A comprehensive study by Search Atlas has found that six leading artificial intelligence platforms do not leak sensitive user data, addressing widespread privacy concerns while distinguishing between data leakage and AI hallucination. The research evaluated OpenAI, Gemini, Perplexity, Grok, Copilot, and Google AI Mode through controlled experiments designed to simulate worst-case data exposure scenarios. The findings, accessible at https://searchatlas.com, indicate zero percent data leakage across all platforms tested, offering significant reassurance for businesses and individuals concerned about confidentiality when using AI tools.
The first experiment investigated whether AI models would reproduce private information after exposure. Researchers created 30 unique question-and-answer pairs with no public references or presence in training data. Each model underwent a three-step process: initial questions without context, provision of correct answers, and repetition of the same questions. None of the six platforms produced correct answers after exposure, with models either declining to respond or generating incorrect responses through hallucination rather than repeating injected facts. This setup simulated a scenario where users input proprietary or sensitive information, finding no evidence that such information was retained for future responses.
Behavioral variations emerged across platforms. OpenAI, Perplexity, and Grok tended to respond with uncertainty when lacking reliable information, resulting in more "I don't know" responses. In contrast, Gemini, Copilot, and Google AI Mode were more inclined to generate confident yet incorrect answers. Crucially, none of these incorrect responses matched previously provided private information, highlighting that hallucination and leakage are separate failure modes, with the study identifying only the former.
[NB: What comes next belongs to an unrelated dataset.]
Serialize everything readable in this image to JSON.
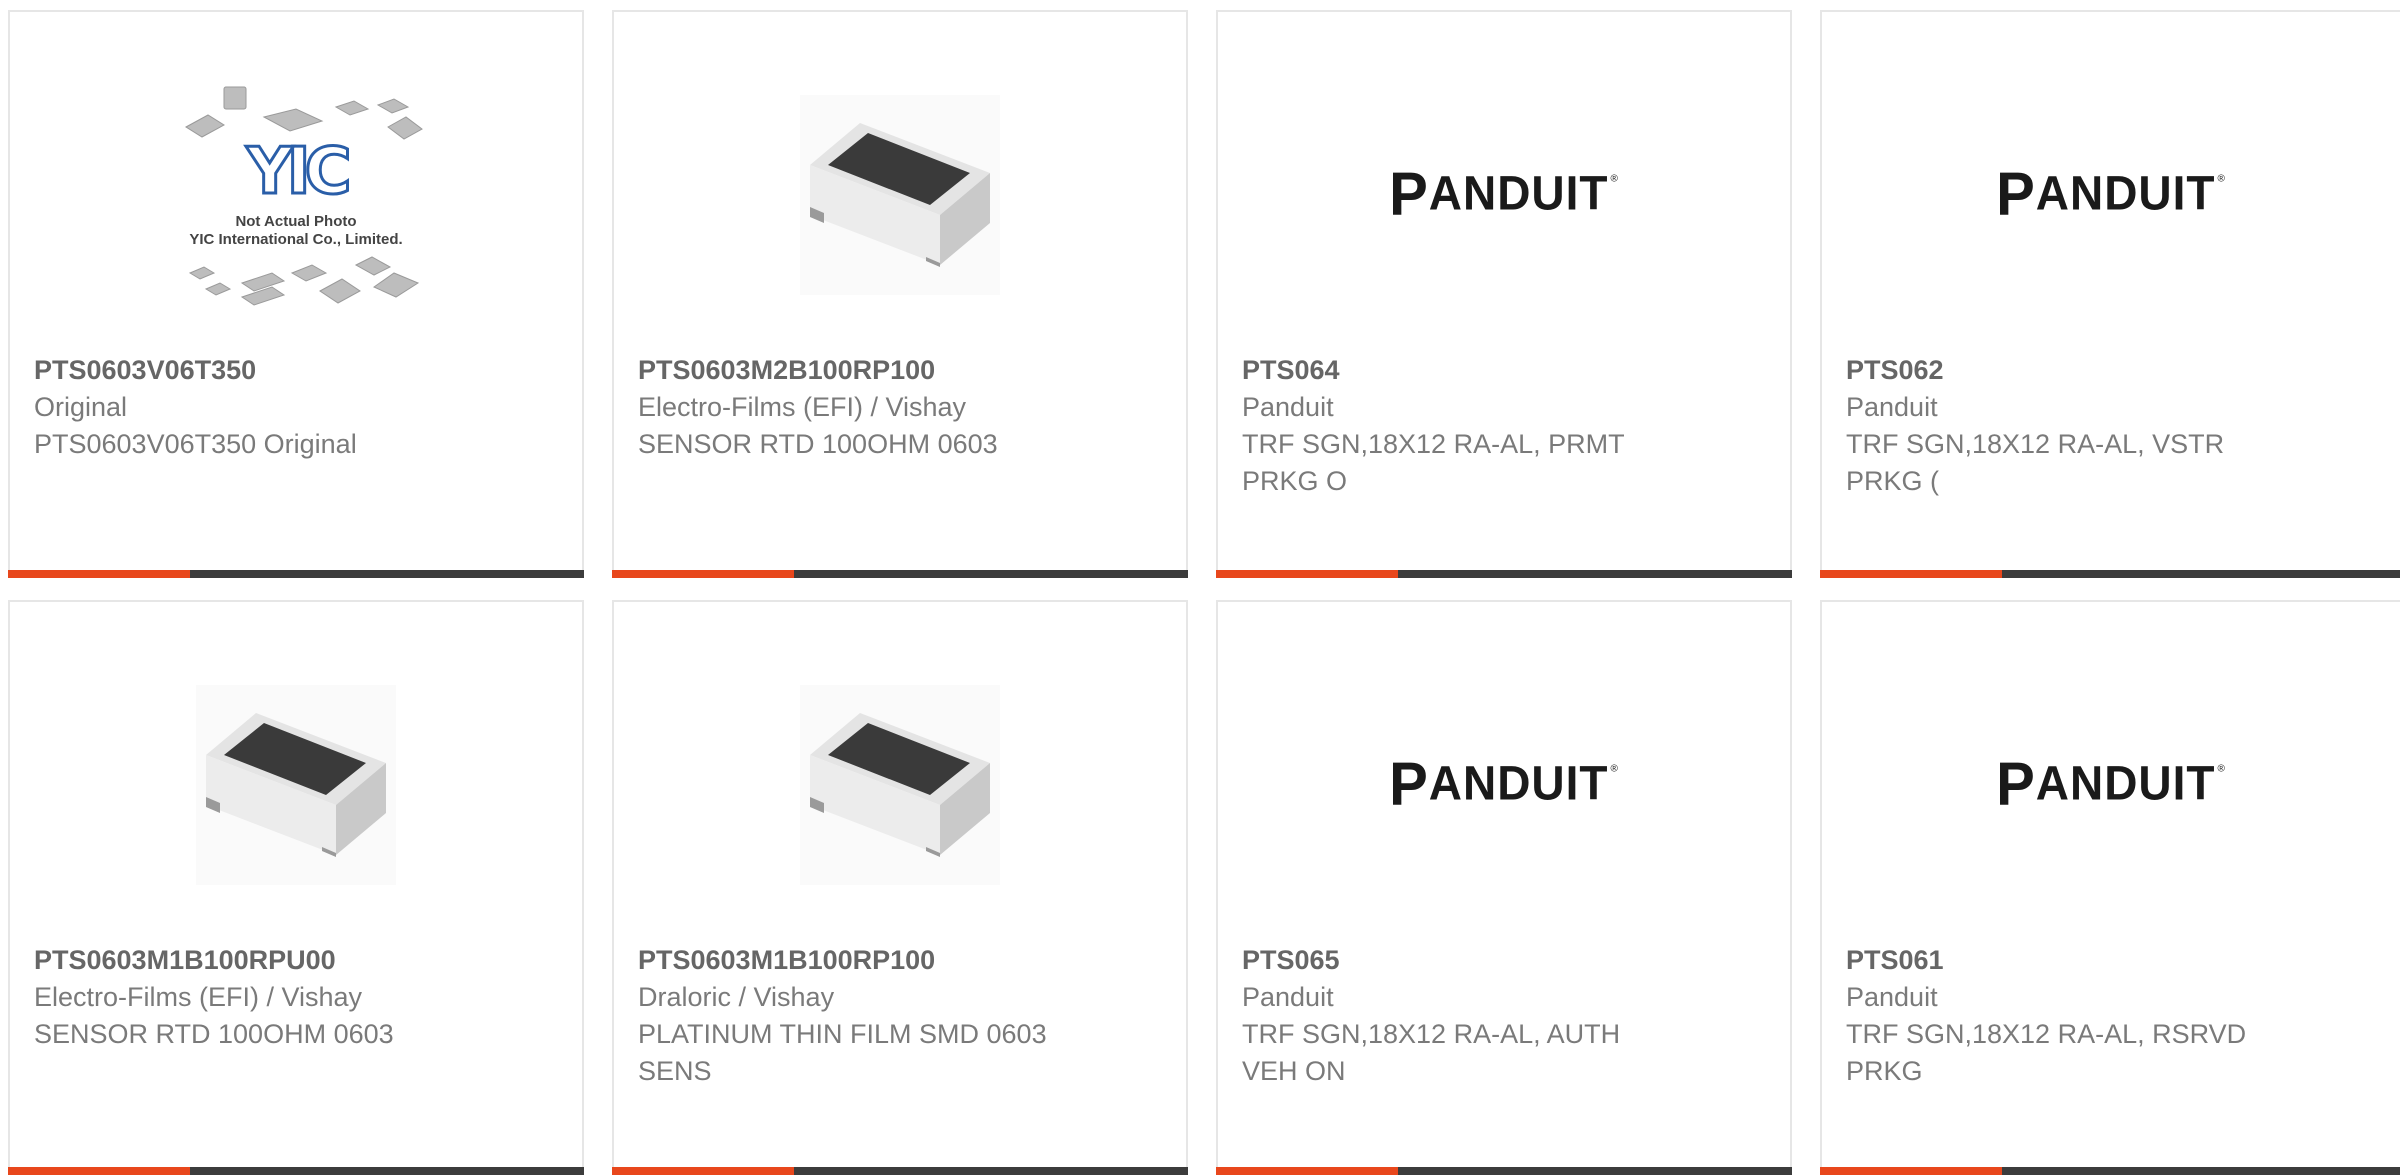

The second experiment assessed whether information retrieved via live web search would persist once search access was disabled. Researchers selected a real-world event occurring after all models' training cutoffs, ensuring correct answers could only come from live retrieval. When search was enabled, models answered most questions correctly, but once search was immediately disabled, those correct answers largely disappeared. Only questions whose answers could be inferred from pre-existing training data or general knowledge remained answerable, demonstrating no evidence that models retained or carried forward information retrieved through live search.
One of the study's most practical conclusions is the clear distinction between hallucination and data leakage. Platforms exhibiting lower accuracy—Gemini, Copilot, and Google AI Mode—did not repeat previously received information but instead generated confident, plausible-sounding incorrect answers. OpenAI and Perplexity showed the lowest hallucination levels. This distinction is significant for AI risk assessment, as a prevalent concern has been that AI systems might expose sensitive information from one user to another, a scenario for which researchers found no evidence.
For businesses and privacy-conscious users, the findings provide reassuring news that sensitive information shared during a single session does not appear to be absorbed into lasting memory that could be revealed to other users. Instead, data acts more like temporary "working memory" utilized within that interaction. For researchers and fact-checkers, the findings underscore that LLMs cannot "learn" from corrections in previous conversations, as errors in underlying training data may persist unless models are retrained or correct sources are provided anew.
For developers and AI builders, the study emphasizes the importance of retrieval-based systems like Retrieval-Augmented Generation (RAG), which connect models to live databases or search systems, as the most dependable way to ensure accurate responses for current events, proprietary information, or frequently updated data. Without retrieval, models lack built-in mechanisms to retain facts discovered during earlier interactions. While AI is not risk-free—hallucination remains a genuine issue—the specific fear of data leakage to other users lacks evidence according to this study, potentially allowing organizations to engage with these tools more confidently while focusing on actual risks present.